17 ARALIK OPERASYONU BAKANLAR FEZLEKESİ - BÖLÜM 10
TK:2048529982 - 19.04.2013 14:16 Rıza Sarraf – Abdullah Happani görüşmesinde;
Rıza Sarraf: “AHMET ELİNİ ALIP DÖNÜP ÇIKMIŞ DIŞARI”, Abdullah Happani: “öyle mi”, Rıza Sarraf: “TABİ OLUMSUZ CEVABI … DEMİŞ Kİ REZA NE VERİYO BELGE … BANA DA SÖYLEYİN GÖSTERİN BEN DE AYNISINI GETİRİYİM MÜDÜR DE DEMİŞKİ O GİZLİLİK GEREKTİREN BİŞEY”, Abdullah Happani: “iyi demiş veya ben belge getirecem falan demiş mi”, Rıza Sarraf: “yo bi tane tırışkadan belge getirmiş iç yazışma…bunu yırt at demiş Ahmet bunlarla olmaz…demiş ki işte bunları bari bur hep bekliyenleri alın hesaba ticari şeyim zedelenir itibarım ben sana bildirdim demiş vurmadan evrağını getiremiyeceksen vurma diye vurmayacaksın demiş”, Abdullah Happani: “çok muymuş bekleyeni”, Rıza Sarraf: “3 Milyon muymuş neymiş… param bana ordan mesaj attı param maram bak... bilir derse alıyım mı hesabı bende yok dedim bu şimdi sağa sola ŞİKAYET TE YAZAR bizi kesin”, Abdullah Happani: “yazabilir evet bi de ŞEY OLAYINI SONUÇTA HERŞEYİMİZİ ŞEY BİLİYOR bu değil de gerçi bu da biliyor Türker biliyor ya… ya İŞTE KİMİNLE NE YAPIYORUZ KİME NE VERİYORUZ FALAN”, Rıza Sarraf: “BİLSİN BİLSİN KİME SÖYLİYE KİMİ KİME ŞİKAYET EDECEK”, Abdullah Happani: “normal bir insan için bilsin güzel de şey işte sen normal biri değilsin yani basın her zaman benim korktuğum bişey”, Rıza Sarraf: “hayır bişey söyliycem yani neyi gidip basının bunun bu böyle demesi farzet dedi böyle bişey gitti basınla konuştu tamam mı ee elinde bir belgesi var mı … yok tamam mı yani basının böyle bişeyi yazmaya götü yer mi sence BEN TARAFLI BİŞEY DEĞİL BU BİLİYOSUN YAZARLARSA ÇİFT TARAFLI YAZMALARI LAZIM … anladın mı BASIN OBÜR OBÜR TARAFTAN KORKAR BENDEN DEĞİL ONU SÖYLEMEYE ÇALIŞIYORUM”, Abdullah Happani: “yazabilir yani şikayet mikayet çünkü bütün şeylerimizi biliyor adamlar”

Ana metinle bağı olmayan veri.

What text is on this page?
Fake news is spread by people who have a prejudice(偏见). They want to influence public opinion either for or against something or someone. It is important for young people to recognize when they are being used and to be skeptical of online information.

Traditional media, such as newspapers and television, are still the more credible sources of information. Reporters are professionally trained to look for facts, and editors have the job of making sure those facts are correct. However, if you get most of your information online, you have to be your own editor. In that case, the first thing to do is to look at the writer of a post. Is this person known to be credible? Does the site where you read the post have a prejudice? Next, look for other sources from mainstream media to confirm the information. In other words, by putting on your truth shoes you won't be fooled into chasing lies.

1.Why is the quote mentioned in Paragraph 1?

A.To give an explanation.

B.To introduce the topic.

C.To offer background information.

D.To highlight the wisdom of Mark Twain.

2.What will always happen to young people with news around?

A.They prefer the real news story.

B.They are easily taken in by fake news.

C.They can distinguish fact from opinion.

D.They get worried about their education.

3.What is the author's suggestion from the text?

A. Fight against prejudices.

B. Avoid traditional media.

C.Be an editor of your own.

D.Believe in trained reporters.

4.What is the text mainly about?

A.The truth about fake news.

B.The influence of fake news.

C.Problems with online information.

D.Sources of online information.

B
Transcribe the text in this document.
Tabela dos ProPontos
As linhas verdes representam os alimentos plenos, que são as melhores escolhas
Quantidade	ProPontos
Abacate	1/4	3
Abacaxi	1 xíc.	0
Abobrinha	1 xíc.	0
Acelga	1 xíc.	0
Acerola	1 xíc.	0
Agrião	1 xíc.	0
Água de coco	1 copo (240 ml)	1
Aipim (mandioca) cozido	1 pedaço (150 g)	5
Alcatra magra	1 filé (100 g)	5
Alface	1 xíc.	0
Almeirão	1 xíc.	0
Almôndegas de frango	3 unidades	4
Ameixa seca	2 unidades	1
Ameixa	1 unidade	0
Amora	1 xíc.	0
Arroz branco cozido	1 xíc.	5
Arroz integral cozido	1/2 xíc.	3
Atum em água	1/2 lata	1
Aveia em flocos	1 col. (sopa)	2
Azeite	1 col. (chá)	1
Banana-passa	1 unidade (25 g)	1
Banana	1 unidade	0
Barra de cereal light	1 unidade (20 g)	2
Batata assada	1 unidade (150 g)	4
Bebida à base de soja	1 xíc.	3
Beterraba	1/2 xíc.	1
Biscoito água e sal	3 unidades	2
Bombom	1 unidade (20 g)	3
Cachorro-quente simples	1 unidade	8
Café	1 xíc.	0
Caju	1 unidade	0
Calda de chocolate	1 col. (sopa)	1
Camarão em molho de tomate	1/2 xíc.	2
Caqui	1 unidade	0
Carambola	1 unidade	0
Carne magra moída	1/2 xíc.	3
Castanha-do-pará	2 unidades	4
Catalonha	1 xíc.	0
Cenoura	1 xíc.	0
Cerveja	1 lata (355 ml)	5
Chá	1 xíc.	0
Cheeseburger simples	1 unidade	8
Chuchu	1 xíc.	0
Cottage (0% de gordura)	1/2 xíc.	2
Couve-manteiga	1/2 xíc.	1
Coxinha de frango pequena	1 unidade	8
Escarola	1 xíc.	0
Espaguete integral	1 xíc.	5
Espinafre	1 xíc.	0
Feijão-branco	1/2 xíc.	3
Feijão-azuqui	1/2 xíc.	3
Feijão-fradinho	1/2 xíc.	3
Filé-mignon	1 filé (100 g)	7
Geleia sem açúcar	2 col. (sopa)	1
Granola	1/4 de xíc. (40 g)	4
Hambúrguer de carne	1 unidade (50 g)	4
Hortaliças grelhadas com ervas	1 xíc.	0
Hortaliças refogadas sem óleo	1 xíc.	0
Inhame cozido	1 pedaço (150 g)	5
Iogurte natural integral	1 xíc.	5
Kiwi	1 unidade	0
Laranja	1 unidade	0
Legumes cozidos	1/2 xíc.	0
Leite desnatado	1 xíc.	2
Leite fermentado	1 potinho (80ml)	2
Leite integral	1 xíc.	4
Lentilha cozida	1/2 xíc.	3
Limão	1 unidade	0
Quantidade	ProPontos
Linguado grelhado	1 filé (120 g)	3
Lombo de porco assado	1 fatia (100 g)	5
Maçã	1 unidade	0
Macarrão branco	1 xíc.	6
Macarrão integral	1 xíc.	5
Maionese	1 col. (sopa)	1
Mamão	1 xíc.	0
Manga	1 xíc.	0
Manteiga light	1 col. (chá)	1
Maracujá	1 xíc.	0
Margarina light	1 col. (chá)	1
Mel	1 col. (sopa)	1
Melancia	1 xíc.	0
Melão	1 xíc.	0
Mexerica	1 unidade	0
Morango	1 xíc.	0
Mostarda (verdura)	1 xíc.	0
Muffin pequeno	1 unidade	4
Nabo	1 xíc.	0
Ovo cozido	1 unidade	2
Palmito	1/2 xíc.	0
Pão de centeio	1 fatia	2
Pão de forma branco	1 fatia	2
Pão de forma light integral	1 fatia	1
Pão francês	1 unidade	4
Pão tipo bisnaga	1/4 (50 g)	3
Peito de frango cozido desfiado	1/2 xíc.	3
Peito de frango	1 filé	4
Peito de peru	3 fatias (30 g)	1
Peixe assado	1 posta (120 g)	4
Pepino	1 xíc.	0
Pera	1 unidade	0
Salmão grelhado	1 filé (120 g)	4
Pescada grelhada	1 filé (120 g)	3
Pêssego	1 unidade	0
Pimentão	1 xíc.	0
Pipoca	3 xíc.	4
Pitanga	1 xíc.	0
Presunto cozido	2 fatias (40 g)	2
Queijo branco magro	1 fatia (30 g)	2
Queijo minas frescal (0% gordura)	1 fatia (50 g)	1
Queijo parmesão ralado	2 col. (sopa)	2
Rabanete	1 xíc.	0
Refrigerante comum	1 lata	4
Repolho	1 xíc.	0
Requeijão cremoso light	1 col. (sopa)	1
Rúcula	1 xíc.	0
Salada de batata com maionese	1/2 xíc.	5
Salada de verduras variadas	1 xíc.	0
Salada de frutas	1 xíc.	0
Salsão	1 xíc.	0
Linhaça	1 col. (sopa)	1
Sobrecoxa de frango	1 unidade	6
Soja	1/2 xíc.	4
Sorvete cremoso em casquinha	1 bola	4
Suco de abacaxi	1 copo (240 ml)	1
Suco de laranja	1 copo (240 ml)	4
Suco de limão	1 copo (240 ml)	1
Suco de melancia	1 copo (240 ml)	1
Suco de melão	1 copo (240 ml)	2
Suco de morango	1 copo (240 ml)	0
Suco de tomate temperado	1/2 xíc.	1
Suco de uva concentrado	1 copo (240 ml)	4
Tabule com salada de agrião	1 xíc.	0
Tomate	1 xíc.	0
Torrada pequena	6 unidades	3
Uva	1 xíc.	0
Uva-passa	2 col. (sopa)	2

Görüşmenin en dikkat çekici yanının, rakip Taha Ahmet ALACACI’nın Rıza SARRAF yüzünden engellenmesi üzerine Rıza SARRAF’ın Ekonomi Bakanı Zafer ÇAĞLAYAN ile olan rüşvet ilişkisini (Ayr. Bkz: TK:2032013548) şikayet edebileceği konusunda yapılan konuşmada, Rıza Sarraf’ın “KİMİ KİME ŞİKAYET EDECEK” diyerek zaten üst makamlara (şikayet edebileceği makamlara) rüşvet verdiğini, bu durumda kimi kime şikayet edeceğini söylediği, Abdullah HAPPANİ’nin de “yani basınher zaman benim korktuğum bişey” diyerek rüşvet ilişkilerinin basında yer almasından korktuğu söylediği, bunun üzerine Rıza Sarraf’ın;
? “BASININ BÖYLE BİŞEYİ YAZMAYA GÖTÜ YER Mİ”
? “BEN TARAFLI BİŞEY DEĞİL BU BİLİYOSUN YAZARLARSA ÇİFT TARAFLI YAZMALARI LAZIM”
? “BASIN OBÜR OBÜR TARAFTAN KORKAR BENDEN DEĞİL ONU SÖYLEMEYE ÇALIŞIYORUM”
şeklindeki konuşmalarıyla kurduğu rüşvet ilişkilerinin boyutunu, satın aldığı kamu gücünü ve sebep olduğu yozlaşmanın boyutunu ortaya koyduğu değerlendirilmiştir.
Konuşmalarda geçen “Ben taraflı bişey değil”, “Çift taraflı” tabirlerinden Rıza SARRAF’ın icra ettiği rüşvet eylemlerinin veren ve alan failler boyutuyla suç işlemenin farkındalığı ve bilinci ile hareket ettiği, rüşvet verdiği makam sahiplerinin gücüne ve nüfuzuna güvenerek “şikayet edilemeyeceğini” veya “basının bunları haber yapamayacağını” düşündüğü anlaşılmaktadır.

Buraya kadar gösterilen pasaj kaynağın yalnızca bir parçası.